Job Details

Analyst, Site Reliability Engineering


Date Opened: 11/02/2023

Job Type:

Job Number: 23000485

Job Description

Who We Are: 

Saks Cloud Services (SCS) is an operating company within Saks, the premier digital platform for luxury fashion. SCS provides IT infrastructure services, technology consulting and systems integration services, while also serving as a software reseller and service provider


Role Summary: 

The successful candidate will primarily focus on identifying and analyzing technical problems on systems and applications across all supported divisions. Work closely with cross-functional IT Teams to troubleshoot and resolve application-related issues. Play a key role in implementing new solutions that improve the efficiency and effectiveness of the team and organization. The ideal candidate for this role should have a strong technical background and communicate effectively with technical and non-technical stakeholders.


Key Qualifications: 

  • 2-3 years of related work experience, preferably in SRE or DevOps related fields.
  • Understand customer business processes & transactions
  • Understand application architecture/design, analyse non-functional requirements, SLI/SLO
  • Independently troubleshoot performance, scalability, capacity, resilience & reliability issues & correlate to application code & configurations.

Role Description: 

  • 2-3 years of experience working within DevOps or SRE teams.
  • 2+ years experience with any cloud platforms 
  • Ability to program (structured and OO) with one or more high-level languages, such
  • as Python, Go, Java, and JavaScript
  • Be on a PagerDuty rotation to respond to availability incidents and provide support for service engineers.
  • Run the production environment by monitoring availability and taking a holistic view of system health
  • Part of building and implementing services to make IT and support better at their jobs.
  • Improve reliability, quality, and time-to-market of our suite of software solutions
  • Measure and optimize system performance, with an eye toward pushing our capabilities forward, getting ahead of customer needs, and innovating to continually improve
  • Validate the NFR/SLx with production logs or business analytics.
  • Conduct proof-of-concepts to show case the benefit of the recommendation.
  • Instrument the target environment to capture relevant monitoring metrics for analysis.
  • Contribute to grooming SRE in core concepts and build knowledge repository by adding point of view documents and blogs.
  • Document the engineering strategy, analysis reports.
  • Document every action so your findings turn into repeatable actions–and then into
  • automation.
  • Hands-on experience with Distributed Version Control System such as GIT, AWS
  • CodeCommit or equivalent
  • Must have experience with Ansible, Helm, Terraform, and Kubernetes.
  • Know your way around Linux and the Unix Shell.
  • Experience or familiarity with ELK stack
  • Balance feature development speed and reliability with well-defined service level objectives

Job Qualifications


Your Life and Career at SCS: 

  • Exposure to rewarding career advancement opportunities
  • A culture that promotes a healthy, fulfilling work/life balance 
  • Benefits package for all eligible full-time employees (including medical, vision and dental).

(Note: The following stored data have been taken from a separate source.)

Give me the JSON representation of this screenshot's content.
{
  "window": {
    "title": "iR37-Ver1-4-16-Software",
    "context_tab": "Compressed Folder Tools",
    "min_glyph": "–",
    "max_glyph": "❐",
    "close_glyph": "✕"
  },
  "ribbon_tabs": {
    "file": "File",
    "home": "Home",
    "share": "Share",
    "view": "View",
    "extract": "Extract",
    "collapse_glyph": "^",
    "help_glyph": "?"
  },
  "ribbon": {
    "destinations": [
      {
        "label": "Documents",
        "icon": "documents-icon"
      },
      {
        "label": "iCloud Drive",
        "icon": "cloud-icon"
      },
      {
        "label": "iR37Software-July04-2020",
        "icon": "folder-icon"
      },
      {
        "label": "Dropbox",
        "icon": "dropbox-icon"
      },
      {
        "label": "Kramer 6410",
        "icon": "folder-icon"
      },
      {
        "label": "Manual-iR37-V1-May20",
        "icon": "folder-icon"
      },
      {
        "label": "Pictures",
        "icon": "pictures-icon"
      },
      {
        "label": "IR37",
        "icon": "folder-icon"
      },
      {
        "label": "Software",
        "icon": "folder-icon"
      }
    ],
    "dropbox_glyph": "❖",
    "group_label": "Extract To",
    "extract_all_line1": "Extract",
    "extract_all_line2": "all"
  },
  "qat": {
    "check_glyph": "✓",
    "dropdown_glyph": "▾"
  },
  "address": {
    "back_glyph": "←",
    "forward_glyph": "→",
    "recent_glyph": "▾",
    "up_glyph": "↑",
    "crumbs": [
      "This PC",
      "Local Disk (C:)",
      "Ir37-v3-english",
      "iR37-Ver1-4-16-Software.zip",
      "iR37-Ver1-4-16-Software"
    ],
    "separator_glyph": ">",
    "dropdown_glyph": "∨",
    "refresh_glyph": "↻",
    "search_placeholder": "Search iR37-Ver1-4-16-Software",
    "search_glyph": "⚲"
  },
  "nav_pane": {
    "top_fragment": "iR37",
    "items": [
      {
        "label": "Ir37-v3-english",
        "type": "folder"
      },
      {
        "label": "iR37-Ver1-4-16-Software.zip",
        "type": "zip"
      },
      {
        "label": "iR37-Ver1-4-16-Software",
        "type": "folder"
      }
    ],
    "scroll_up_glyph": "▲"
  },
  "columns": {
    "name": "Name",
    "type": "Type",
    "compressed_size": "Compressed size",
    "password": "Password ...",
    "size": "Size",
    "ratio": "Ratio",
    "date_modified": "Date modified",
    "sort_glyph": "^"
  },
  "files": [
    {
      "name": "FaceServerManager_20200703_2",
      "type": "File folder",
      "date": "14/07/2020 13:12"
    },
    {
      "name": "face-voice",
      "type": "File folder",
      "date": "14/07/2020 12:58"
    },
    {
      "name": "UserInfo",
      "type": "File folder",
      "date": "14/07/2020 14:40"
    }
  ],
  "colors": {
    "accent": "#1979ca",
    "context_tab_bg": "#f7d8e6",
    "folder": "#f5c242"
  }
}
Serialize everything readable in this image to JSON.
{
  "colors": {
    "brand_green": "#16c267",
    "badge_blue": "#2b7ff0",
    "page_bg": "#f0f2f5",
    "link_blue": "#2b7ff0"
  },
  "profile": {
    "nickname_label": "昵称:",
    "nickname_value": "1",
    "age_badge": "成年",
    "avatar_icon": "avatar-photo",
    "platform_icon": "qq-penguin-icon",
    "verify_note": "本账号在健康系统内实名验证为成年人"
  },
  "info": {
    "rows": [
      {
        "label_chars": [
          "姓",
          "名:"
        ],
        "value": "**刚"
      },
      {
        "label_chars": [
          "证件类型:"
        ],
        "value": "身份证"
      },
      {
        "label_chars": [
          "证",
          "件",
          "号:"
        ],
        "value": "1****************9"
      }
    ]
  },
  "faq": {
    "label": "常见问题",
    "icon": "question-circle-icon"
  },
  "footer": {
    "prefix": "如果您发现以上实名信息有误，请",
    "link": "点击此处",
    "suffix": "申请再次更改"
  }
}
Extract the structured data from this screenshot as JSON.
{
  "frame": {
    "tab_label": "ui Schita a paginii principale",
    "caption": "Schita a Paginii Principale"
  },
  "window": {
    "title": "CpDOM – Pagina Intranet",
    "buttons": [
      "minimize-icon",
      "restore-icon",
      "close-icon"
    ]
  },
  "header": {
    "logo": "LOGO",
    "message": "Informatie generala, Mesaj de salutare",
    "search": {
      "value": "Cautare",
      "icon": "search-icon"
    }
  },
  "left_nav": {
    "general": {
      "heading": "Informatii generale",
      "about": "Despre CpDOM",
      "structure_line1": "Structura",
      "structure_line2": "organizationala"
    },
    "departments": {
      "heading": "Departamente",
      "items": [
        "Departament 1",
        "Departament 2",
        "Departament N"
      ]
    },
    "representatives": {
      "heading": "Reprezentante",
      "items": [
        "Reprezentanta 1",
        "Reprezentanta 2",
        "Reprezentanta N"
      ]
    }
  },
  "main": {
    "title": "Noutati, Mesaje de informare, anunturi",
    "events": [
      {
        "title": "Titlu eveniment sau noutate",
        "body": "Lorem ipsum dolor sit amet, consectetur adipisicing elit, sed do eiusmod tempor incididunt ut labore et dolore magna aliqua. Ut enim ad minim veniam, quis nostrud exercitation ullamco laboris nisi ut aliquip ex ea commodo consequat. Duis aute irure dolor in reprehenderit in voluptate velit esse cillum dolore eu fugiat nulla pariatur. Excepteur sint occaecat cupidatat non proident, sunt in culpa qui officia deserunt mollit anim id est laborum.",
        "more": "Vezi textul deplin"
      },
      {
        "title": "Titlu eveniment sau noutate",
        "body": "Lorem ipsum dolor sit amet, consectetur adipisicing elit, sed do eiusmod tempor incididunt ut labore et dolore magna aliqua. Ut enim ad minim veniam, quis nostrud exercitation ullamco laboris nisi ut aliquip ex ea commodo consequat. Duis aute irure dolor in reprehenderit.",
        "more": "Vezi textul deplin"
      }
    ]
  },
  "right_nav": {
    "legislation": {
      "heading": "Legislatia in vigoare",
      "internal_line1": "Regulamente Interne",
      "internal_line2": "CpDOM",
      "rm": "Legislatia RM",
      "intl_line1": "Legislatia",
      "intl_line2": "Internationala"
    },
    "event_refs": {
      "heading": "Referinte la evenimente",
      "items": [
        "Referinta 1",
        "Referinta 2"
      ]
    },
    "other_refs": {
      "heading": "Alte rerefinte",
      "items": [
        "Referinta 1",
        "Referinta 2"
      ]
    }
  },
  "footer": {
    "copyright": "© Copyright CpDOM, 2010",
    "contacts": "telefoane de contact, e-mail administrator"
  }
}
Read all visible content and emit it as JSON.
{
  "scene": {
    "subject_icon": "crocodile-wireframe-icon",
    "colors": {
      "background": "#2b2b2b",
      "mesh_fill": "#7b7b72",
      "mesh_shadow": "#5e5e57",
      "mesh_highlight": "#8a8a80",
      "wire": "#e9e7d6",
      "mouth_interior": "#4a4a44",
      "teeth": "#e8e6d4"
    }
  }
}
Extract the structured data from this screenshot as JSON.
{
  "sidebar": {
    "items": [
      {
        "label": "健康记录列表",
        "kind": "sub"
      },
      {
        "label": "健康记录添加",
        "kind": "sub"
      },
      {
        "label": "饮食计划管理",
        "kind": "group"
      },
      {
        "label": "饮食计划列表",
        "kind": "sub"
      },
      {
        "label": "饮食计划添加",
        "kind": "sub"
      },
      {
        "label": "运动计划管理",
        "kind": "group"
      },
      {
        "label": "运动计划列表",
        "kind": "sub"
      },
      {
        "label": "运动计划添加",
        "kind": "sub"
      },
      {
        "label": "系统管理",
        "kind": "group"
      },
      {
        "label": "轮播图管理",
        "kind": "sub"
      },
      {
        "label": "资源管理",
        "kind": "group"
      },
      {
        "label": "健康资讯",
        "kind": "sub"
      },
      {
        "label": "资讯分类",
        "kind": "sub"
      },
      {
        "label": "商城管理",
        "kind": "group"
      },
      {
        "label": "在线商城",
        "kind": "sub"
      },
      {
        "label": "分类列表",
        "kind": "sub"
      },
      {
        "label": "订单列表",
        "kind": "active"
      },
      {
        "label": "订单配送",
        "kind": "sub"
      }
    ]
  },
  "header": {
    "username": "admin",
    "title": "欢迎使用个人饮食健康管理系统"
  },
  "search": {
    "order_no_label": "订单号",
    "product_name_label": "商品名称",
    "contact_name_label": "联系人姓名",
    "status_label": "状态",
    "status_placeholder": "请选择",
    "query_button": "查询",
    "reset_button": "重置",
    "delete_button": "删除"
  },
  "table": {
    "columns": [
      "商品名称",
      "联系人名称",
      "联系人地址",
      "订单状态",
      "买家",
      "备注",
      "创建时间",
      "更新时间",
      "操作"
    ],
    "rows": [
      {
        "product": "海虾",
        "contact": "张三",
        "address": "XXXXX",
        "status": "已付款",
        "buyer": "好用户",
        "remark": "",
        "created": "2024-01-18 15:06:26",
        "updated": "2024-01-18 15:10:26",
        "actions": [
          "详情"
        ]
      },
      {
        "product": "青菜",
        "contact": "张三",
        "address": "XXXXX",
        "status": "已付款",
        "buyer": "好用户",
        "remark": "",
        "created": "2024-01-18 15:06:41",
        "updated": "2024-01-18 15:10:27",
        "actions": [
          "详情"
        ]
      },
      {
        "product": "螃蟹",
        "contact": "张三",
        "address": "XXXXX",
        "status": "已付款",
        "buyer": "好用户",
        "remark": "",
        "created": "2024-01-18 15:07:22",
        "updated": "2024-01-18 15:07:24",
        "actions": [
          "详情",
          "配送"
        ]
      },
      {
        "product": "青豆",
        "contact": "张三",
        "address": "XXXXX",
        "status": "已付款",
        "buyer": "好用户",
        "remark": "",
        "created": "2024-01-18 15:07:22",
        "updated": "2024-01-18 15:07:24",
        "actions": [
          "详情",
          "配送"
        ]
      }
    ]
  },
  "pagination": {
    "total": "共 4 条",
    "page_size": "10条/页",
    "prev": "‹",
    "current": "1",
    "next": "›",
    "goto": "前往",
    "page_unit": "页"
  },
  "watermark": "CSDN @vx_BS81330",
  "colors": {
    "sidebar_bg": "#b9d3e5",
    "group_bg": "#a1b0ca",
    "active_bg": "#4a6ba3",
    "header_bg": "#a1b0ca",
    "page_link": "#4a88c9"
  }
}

Thank you for your interest in SCS. We look forward to reviewing your application.

SCS provides equal employment opportunities (EEO) to all employees and applicants for employment without regard to race, color, religion, sex, national origin, age, disability

SCS welcomes all applicants for this position. Should you be individually selected to participate in an assessment or selection process, accommodations are available upon request in relation to the materials or processes to be used.